Happy St. Davids Day all you Cymru folk


----------



## wayward bob (Mar 1, 2012)

i had no idea


----------



## editor (Mar 1, 2012)




----------



## dynamicbaddog (Mar 1, 2012)

Dydd Gŵyl Dewi hapus!


----------



## danny la rouge (Mar 1, 2012)

Are they pancakes with raisins in?


----------



## editor (Mar 1, 2012)

danny la rouge said:


> Are they pancakes with raisins in?


No.


----------



## wayward bob (Mar 1, 2012)

oh so _that's_ why the kids were making welsh cakes the other day


----------



## William of Walworth (Mar 1, 2012)

Lots of daffs, Welsh flags, etc at work today. And an inflatable leek and an inflatable dragon very near my desk. One of our baking experts brought in some home made Welsh cakes, lovely 
Fair few people in red generally, or in RFU Cymru shirts.

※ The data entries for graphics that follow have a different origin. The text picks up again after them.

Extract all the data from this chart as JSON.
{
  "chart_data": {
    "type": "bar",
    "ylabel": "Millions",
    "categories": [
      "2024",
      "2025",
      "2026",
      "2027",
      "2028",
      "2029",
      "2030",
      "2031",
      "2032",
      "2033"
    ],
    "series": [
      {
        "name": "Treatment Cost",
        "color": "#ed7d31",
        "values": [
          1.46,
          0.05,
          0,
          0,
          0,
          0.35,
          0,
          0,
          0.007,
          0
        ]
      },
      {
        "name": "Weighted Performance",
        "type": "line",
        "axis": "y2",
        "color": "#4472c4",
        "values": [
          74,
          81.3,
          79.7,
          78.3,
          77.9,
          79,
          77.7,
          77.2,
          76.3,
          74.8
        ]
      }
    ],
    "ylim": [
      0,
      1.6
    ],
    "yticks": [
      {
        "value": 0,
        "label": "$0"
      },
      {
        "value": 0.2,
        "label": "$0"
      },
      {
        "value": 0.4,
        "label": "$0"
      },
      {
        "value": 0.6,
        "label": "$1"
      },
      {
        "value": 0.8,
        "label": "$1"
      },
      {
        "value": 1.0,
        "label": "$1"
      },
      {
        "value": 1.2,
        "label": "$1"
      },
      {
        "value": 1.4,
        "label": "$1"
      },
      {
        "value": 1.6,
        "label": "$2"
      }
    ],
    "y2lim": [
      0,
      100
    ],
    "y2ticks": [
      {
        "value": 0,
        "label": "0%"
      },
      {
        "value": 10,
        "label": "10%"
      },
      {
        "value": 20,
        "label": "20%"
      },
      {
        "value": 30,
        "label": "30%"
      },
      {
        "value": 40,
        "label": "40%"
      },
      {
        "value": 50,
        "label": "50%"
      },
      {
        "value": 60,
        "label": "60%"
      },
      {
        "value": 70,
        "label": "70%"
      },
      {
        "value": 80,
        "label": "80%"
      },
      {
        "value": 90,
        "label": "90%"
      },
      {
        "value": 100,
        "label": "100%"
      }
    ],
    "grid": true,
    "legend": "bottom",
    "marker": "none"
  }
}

Even an alien incomer like me felt a better than usual vibe around work today, despite the fact that personally I loathe one or two of the fuckers ...  

The ones I don't dislike (most) were all being good and friendly today though. The unseasonably lovely, very unWelsh weather today helped too.

Now I'm off for a pint in town


----------



## ddraig (Mar 5, 2012)

a video of the parade 'gorymdraith' in Cardiff

bit long at nearly 12mins
http://www.facebook.com/photo.php?v=363357257029723


----------



## ddraig (Mar 10, 2012)

a better video


----------